Nowadays, plastic is everywhere—in our homes, in our businesses, in our landscapes, in our oceans. It is a fact of everyday life. Because of its inability to breakdown, plastic has been called the devil’s resin. I am trying, with limited success, to reduce the amount of plastic that I use, and I am sure this is true for a lot of readers.
Recently, Jan, from the blog The Snail of Happiness, wrote a post about plastic and how it might be used appropriately. She has agreed to let me link to this thought-provoking post.
Here are the first two paragraphs from Jan’s piece:
Today I want to discuss plastic… it’s in the news a lot at the moment and it is always portrayed as being evil. Well, I want to say that I disagree. Please stick with me on this and I’ll explain why I’m worried about the huge number of “plastic-free [insert town name here]” initiatives that are springing up and the way that plastic is presented currently in the media.
Language is very important, what we call things affects the way we perceive them. Call it “global warming” and the immediate image (in the UK at least) is nicer summers; call it “climate change” and that just means things are going to be different, and, after all, we all know that “a change is as good as a rest”; but call it “catastrophic climate breakdown” and there are no comfortable images to hide behind. See what I mean?

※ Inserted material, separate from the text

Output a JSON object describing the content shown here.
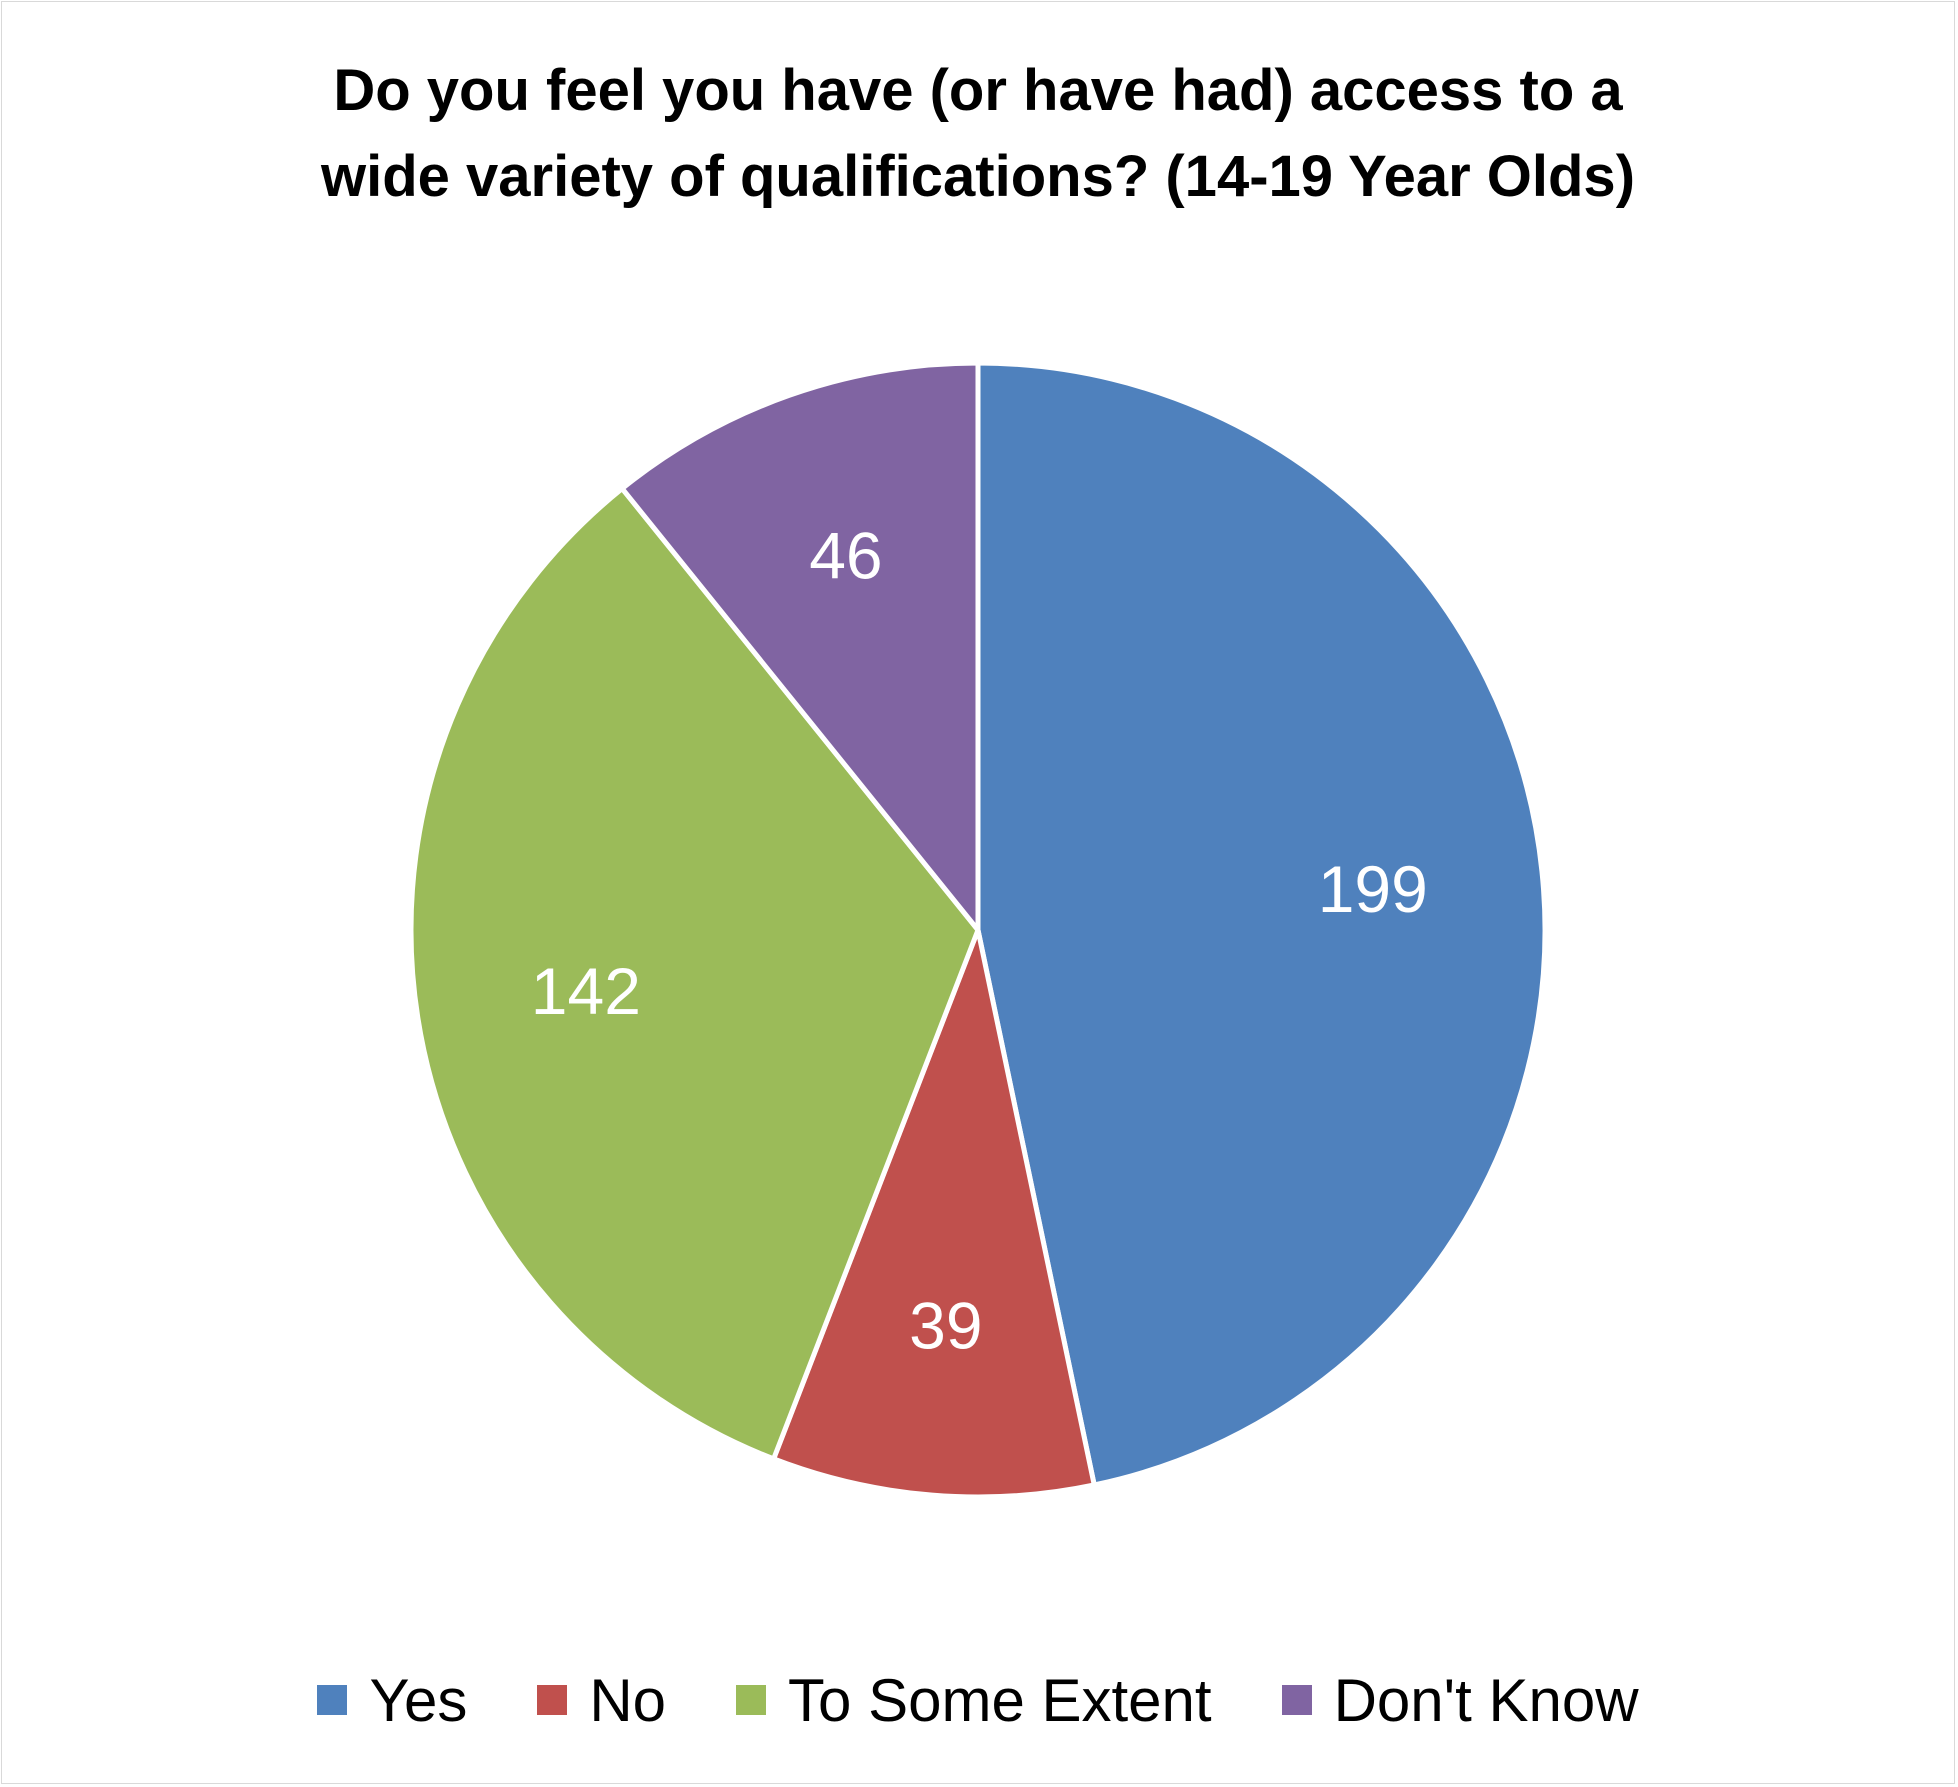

In some ways, Jan has made me reconsider my position on plastic. But her piece has also emphasized what I think is the need for a circular economy, where materials are seldom discarded and instead reused for other things. This should be done as locally as possible as shipping trash to China is rubbish. And could local centers, where material is recycled and remade into useful items, actually be a boon to towns and cities? A sort of mini resurgence in manufacturing? Maybe so.
Anyway, thank you, Jan, for this terrific piece.